Если торопились по делам, вообще внимания не обращали — даже не начинали, не говоря о том, чтобы кончить. А если были заняты и капусты — завались, то даже за деньги не хотели. «Пойди поиграй, — говорили. — Нам надо встретиться с большими парнями».
И вот в один прекрасный день появилась эта Берил Ситон. Она шла по Домейн — это в Сиднее, там, где большие деревья растут, инжир. Там еще все время девки гуляют. Только она не была девкой. Это с первого взгляда видно было. Она была милой, чистой и такой свежей. Она знать не знала, какие люди в этой части Сиднея ходят.
Да, он жил в Сиднее, когда встретил Берил!.. То есть его брат. Сюда, на запад, они совсем недавно переехали с Берил Ситон. Вот так вот.

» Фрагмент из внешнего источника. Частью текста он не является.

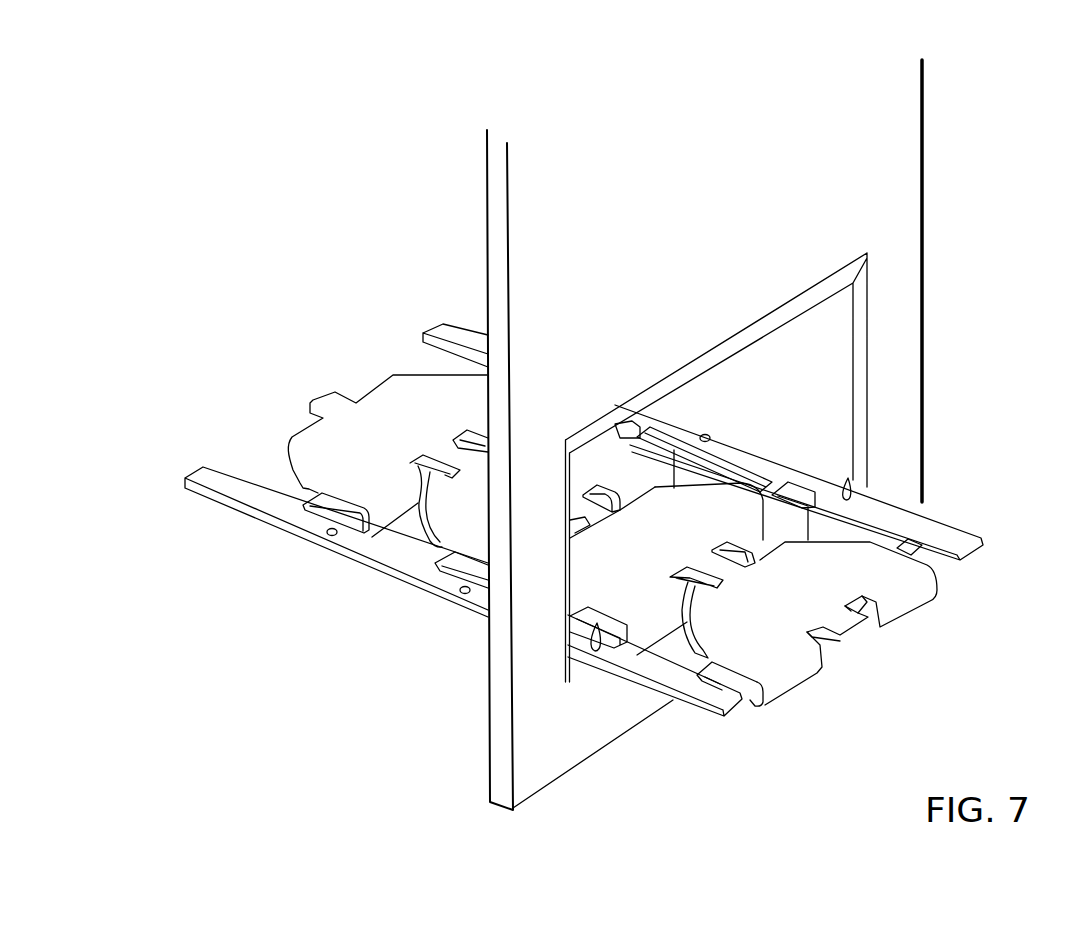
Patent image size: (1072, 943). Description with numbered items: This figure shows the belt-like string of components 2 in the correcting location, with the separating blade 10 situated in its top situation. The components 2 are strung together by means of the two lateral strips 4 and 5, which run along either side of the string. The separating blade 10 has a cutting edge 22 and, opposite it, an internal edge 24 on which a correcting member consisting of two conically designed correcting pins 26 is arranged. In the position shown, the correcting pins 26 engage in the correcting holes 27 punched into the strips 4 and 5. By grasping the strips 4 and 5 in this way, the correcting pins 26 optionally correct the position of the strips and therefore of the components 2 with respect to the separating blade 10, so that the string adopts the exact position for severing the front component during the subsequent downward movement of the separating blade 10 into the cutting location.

The component 2 is at (393, 400).
The lateral strip 4 is at (445, 330).
The lateral strip 5 is at (204, 481).
The separating blade 10 is at (520, 204).
The cutting edge 22 is at (807, 313).
The internal edge 24 is at (577, 667).
The correcting pin 26 is at (857, 480).
The hole 27 is at (332, 538).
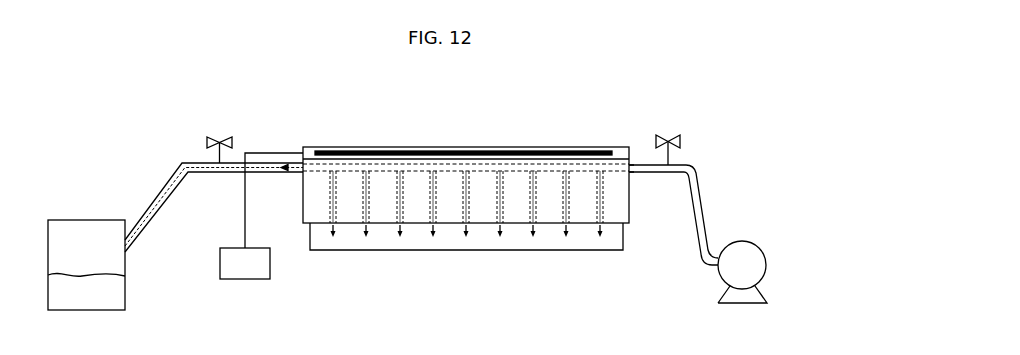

Брат Джека Смита сидел на лавочке под большим инжиром на Домейн, а эта милашка шагала мимо. Подошла к нему и рядом села. Она наблюдала за тем, как деревья качаются, и, когда один инжир… ну, ты сама знаешь, такая маленькая коричневая штучка… упал рядом с ней, вздрогнула и вскрикнула: «Ой!» Да, прямо так, только мелодичней. И несмело улыбнулась брату Джека Смита, как будто извинялась за свою дурацкую оплошность. Натянула юбку на колени и опечалилась. И покраснела за свою глупость, потому что воскликнула «Ой!», когда инжир упал и напугал ее.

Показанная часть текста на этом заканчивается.